If successful, the social enterprise model could work in other parts of the country, agrees NHS Plus project manager Keith Johnston.
“What we are doing at the moment is simply looking at the viability of the model and identifying what are its strengths and weaknesses. I think a lot of OH departments are going to be following its progress quite closely,” he says.
From the SME perspective, the main attraction is getting a service that is less mired in bureaucracy, less part of a lumbering whole and so potentially more capable of responding to individual needs and requirements, Johnston says.
But there are also potential barriers to be considered, with perhaps the biggest one being the issue of what happens to your employees’ pensions. The NHS pension is one of the most generous in the public sector and not a benefit to be given up lightly.
But, clearly, if you are employed by a social enterprise, then you are not employed by the NHS and so would not be able to remain part of the NHS Pension Scheme.
Johnston suggests a half-way house such as that enjoyed by GPs, who are nominally self-employed but work under contract for the NHS and therefore retain membership of the NHS Pension Scheme, could be one way around the issue. This is something that has worked for existing social enterprises, such as Central Surrey Health, for instance.
“But the difference for OH is that they would not be providing healthcare under the GP contract,” he points out.
“It is a real issue for existing NHS staff. It may be that in the early life of the social enterprise staff may still be employed by the NHS and simply seconded from it,” Johnston muses.
Whatever the final outcome, what is clear is that OH as a social enterprise is uncharted, albeit exciting, waters for a profession potentially on the cusp of great change. “Building a social enterprise could be freeing and empowering,” says Hill, before adding candidly: “But it is quite scary. Only the good will survive.”

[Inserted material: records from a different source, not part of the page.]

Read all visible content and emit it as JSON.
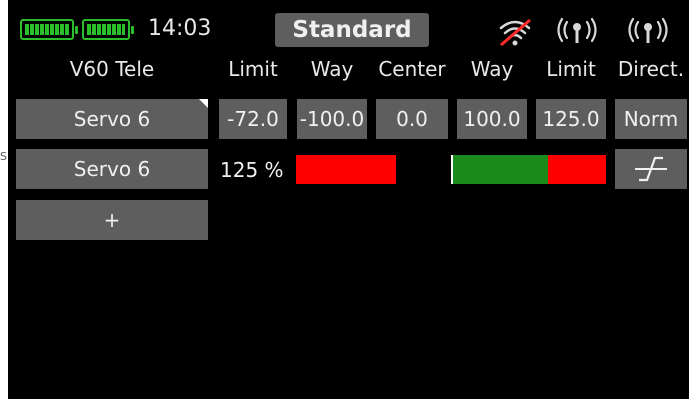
{
  "status": {
    "clock": "14:03",
    "battery_color": "#2bbf2b",
    "icons": [
      "battery-icon",
      "battery-icon",
      "signal-off-icon",
      "rc-transmitter-icon",
      "rc-transmitter-icon"
    ]
  },
  "mode": {
    "label": "Standard"
  },
  "header": {
    "model_name": "V60 Tele",
    "limit_left": "Limit",
    "way_left": "Way",
    "center": "Center",
    "way_right": "Way",
    "limit_right": "Limit",
    "direction": "Direct."
  },
  "rows": [
    {
      "servo": "Servo 6",
      "limit_left": "-72.0",
      "way_left": "-100.0",
      "center": "0.0",
      "way_right": "100.0",
      "limit_right": "125.0",
      "direction": "Norm"
    },
    {
      "servo": "Servo 6",
      "percent": "125 %"
    }
  ],
  "add_button": {
    "label": "+"
  },
  "left_edge_text": "S",
  "colors": {
    "bar_red": "#ff0000",
    "bar_green": "#1a8a1a",
    "cell_bg": "#5e5e5e"
  }
}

• The Department of Health’s Social Enterprise Unit includes information on setting up a social enterprise, funding and funding sources, pathfinders and case studies: http://www.dh.gov.uk/en/Managingyourorganisation/Commissioning/Socialenterprise/index.htm
• The Social Enterprise Network is the only national network for those with an interest in social enterprise and social entrepreneurship in health and care, with advice, resources and discussion forums. http://www.networks.nhs.uk/networks/page/155
• The Social Enterprise Coalition provides a national platform for showcasing the benefits of social enterprise, sharing best practice and influencing policy.